Weight does not equal health.
A lot of the rhetoric this time of year is talking about “getting healthy” in the new year. At face value, there’s nothing wrong with that. If health is a value for you, making it a priority might make sense. But a lot of these messages aren’t really about optimizing health; they’re about losing weight. And there’s a big difference between the two despite the incessant messaging to the contrary. Most of you know I practice from a Health at Every Size perspective meaning I believe (and research supports) health isn’t dependent on body size - but rather a much broader concept influenced by behaviors, mental/emotional wellbeing, access to healthcare, education, socioeconomic status, stigma, etc. We’re doing a massive disservice to people when we boil health down to weight - because health 1) looks different to everyone and 2) is accessible to people regardless of weight.
You can feel good in your body without buying into diet culture.
There are ways to prioritize your well-being (physical, mental, emotional, all of the above) without diets or weight loss. You aren’t obligated to value health and if you do, you can do it without obsessing about weight or macros. Finding some things that make you feel good (in your body and/or brain) and trying to incorporate those can be goals independent of body size (speaking of goals - highly recommend reading this post about goals from Jessi Haggerty). Maybe this means eating consistently throughout the day (every 3-4 hours), following your meal plan, eating more fruit, going to that yoga class you love. It can be a lot of different things for a lot of different people - there’s no right or wrong here.
You can opt out. You are under no obligation to be different today than you were 3 weeks ago.
Just because it’s the new year…
Just because our culture is obsessed with talking about “health” this time of year…
Just because society makes it seem like healthy (and/or being thin) is the *most important* thing you can be…
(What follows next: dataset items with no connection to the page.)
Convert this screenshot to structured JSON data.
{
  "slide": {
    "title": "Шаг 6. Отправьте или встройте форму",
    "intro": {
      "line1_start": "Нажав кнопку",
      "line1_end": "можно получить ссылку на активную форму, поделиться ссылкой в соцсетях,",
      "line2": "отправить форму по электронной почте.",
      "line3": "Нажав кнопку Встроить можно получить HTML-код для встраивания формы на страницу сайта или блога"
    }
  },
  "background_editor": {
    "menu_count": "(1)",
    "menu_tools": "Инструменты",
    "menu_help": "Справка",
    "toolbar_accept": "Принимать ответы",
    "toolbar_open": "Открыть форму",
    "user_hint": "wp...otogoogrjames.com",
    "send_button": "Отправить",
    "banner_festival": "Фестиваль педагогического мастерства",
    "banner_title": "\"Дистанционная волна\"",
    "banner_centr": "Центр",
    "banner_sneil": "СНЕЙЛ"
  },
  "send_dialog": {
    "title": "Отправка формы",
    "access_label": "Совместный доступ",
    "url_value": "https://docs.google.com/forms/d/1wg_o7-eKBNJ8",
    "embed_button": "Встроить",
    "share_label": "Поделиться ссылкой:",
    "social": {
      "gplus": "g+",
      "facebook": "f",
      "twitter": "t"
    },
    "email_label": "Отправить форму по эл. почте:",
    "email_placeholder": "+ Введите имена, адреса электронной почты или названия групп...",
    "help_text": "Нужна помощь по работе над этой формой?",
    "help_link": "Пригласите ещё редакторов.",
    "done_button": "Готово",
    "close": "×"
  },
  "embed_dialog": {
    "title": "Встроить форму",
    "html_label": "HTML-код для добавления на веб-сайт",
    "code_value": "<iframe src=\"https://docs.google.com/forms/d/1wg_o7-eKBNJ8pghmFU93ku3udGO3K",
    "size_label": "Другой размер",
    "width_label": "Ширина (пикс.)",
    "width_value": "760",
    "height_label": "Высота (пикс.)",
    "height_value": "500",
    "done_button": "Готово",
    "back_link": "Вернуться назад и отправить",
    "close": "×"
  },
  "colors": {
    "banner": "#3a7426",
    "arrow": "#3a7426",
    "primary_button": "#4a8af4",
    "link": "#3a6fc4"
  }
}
doesn’t mean you have to change one single iota. You are enough just as you are. You aren’t a failure for opting out of diets this year - actually, I think this makes you kind of a badass. You are no less worthy, no less important, no less magic than you were in 2018 (which is to say: you are SO worthy, SO important, and contain SO much magic). Whatever you do this year, make sure it feels good to you - and unfollow/unfriend anyone who sends you messages that make you feel differently.